Jargas menurunkan Maizelle, lalu menggaruk kepala nya yang tak gatal, “hehehe, iya..”


kalau bisa kalian sambil dengerin lagu Adriansyah Martin – Bukan salah jodoh

Maizelle duduk dan Jargas berdiri didepan Maizelle sembari posisi siap untuk memetik gitarnya.

Kulihat senyum manismu Ada cinta yang kurasa menyapa hati ini Tak ingin kumenunggu Jadikanlah aku oh cinta kekasih pilihan di hatimu Kupercaya dirimu satu cintaku

Tuhan tolong aku katakan padanya Aku cinta dia bukan salah jodoh Dia untuk aku bukan yang lainnya Satu yang kurasa pasti bukan salah jodoh

Bila cinta t'lah bicara Takkan ragu hati ini mendekat kepadamu Tak ingin kumenunggu Jadikanlah aku oh cinta kekasih pilihan di hatimu Kupercaya dirimu satu cintaku

Tuhan tolong aku katakan padanya Aku cinta dia bukan salah jodoh Dia untuk aku bukan yang lainnya Satu yang kurasa bukan salah jodoh

Setelah selesai—Jargas menyanyikan lagu tersebut, Maizelle berdiri lalu tepuk tangan sekencang-kencangnya.

“Kok nangis?” tanya Jargas heran.

“Terharu aja, ngebayangin pasti susah ya belajarnya?”

“Buat kamu, apapun aku lakuin.”

Maizelle membelalakan matanya, “bilang apa tadi?”

“Buat kamu, apapun aku lakuin?

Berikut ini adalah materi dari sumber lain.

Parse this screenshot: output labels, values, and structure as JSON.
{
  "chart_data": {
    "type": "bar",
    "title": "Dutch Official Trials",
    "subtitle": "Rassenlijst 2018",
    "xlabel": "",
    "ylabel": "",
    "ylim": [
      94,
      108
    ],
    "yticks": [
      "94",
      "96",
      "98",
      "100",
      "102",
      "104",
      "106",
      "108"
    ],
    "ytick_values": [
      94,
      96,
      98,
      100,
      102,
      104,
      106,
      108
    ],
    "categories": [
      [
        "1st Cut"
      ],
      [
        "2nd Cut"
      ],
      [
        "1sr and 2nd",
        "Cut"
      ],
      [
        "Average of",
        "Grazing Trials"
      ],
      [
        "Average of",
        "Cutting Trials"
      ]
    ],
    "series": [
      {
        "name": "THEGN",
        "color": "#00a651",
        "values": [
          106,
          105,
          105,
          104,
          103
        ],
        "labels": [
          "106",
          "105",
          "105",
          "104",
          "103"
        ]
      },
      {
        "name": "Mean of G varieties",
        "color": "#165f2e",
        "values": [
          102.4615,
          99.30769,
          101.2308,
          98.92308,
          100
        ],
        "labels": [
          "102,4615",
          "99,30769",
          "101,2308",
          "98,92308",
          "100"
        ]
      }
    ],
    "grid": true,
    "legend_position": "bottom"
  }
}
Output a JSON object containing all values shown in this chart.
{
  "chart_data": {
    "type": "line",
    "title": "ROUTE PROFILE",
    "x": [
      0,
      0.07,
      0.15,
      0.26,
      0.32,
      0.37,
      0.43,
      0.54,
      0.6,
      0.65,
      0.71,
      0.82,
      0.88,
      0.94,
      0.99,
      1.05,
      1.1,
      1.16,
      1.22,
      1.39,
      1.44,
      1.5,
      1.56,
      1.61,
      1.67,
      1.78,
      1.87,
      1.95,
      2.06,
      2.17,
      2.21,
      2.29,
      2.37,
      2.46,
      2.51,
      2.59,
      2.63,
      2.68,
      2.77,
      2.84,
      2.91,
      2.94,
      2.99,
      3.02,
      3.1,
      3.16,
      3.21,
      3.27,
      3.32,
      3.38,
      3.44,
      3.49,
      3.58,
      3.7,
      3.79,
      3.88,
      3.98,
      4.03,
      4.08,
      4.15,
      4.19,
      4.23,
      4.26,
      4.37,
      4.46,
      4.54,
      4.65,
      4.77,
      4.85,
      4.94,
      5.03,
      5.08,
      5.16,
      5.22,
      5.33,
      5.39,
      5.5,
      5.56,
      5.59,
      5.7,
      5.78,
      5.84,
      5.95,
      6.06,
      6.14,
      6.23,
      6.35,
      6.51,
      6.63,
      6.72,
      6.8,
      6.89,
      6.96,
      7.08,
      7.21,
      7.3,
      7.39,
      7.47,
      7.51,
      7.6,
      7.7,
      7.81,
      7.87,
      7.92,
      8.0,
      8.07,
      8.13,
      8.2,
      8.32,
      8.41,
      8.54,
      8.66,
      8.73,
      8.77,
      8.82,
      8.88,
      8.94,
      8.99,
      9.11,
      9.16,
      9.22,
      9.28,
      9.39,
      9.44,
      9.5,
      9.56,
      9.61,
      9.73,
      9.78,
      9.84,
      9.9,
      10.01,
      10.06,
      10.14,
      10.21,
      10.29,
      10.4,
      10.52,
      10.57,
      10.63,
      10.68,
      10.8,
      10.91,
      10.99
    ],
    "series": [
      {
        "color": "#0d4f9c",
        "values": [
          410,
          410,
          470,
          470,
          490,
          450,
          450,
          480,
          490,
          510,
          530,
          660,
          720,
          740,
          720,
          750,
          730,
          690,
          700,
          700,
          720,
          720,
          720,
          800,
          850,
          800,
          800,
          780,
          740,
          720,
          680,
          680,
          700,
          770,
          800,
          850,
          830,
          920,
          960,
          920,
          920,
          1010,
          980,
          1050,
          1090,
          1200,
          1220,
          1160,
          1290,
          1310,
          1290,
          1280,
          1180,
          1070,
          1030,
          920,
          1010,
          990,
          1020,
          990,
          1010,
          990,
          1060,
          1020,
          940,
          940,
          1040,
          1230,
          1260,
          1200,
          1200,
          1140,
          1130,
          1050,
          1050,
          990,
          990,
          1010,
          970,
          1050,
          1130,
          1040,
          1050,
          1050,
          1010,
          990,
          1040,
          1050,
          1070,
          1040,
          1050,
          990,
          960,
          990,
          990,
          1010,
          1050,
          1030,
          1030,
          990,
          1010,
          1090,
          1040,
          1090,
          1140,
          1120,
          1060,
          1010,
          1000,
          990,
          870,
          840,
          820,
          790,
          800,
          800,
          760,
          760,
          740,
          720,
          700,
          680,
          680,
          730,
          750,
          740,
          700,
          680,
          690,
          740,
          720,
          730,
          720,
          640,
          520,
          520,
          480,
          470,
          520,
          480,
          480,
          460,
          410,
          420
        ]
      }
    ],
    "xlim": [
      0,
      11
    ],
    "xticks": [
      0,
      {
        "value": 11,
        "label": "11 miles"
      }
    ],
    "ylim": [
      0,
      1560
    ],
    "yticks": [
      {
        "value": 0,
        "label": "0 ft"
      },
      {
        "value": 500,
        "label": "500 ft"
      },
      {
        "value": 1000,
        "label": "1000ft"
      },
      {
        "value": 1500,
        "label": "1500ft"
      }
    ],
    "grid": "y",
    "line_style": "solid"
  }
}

Kenapa?”

“HAH? I-INI A-AKU K-KAMU SEKARANG?”

Jargas terkekeh, “kan udah pacaran.. mau lo-gue aja?”

“BUKAN.. BUKAN GITU, a-anu itu, kamu lucu..”

Jargas mendekat lalu mengecup bibir Maizelle, “ i love you.”

“RAKENNNNNN!!! I LOVE YOU MORE.”

Jargas tertawa lepas, “ayoo kita pulang. Udah mendung.”

“Ayo.”

rakendallas – 237


Lelaki yang memakai hoodie hitam dengan celanan jeans, sedang duduk sembari menunggu perempuan nya datang, ah mungkin bukan perempuannya namun teman perempuannya.

Yang ditunggu-tunggu oleh Jargas telah tiba, ia berlari seperti anak kecil mengarah kepadanya, Jargas sungguh gemas kepadanya, tatapan nya tak pernah berubah, selalu ceria, memang itu yang selalu mencirikan bahwa dia Maizelle Dallas.

“RAKEN HALLOOOO!!”

Tanpa sadar Jargas memeluk Maizelle didepan teman-teman nya dan tentunya Aresa teman dekat Maizelle pun ada, untuk mengantar Maizelle.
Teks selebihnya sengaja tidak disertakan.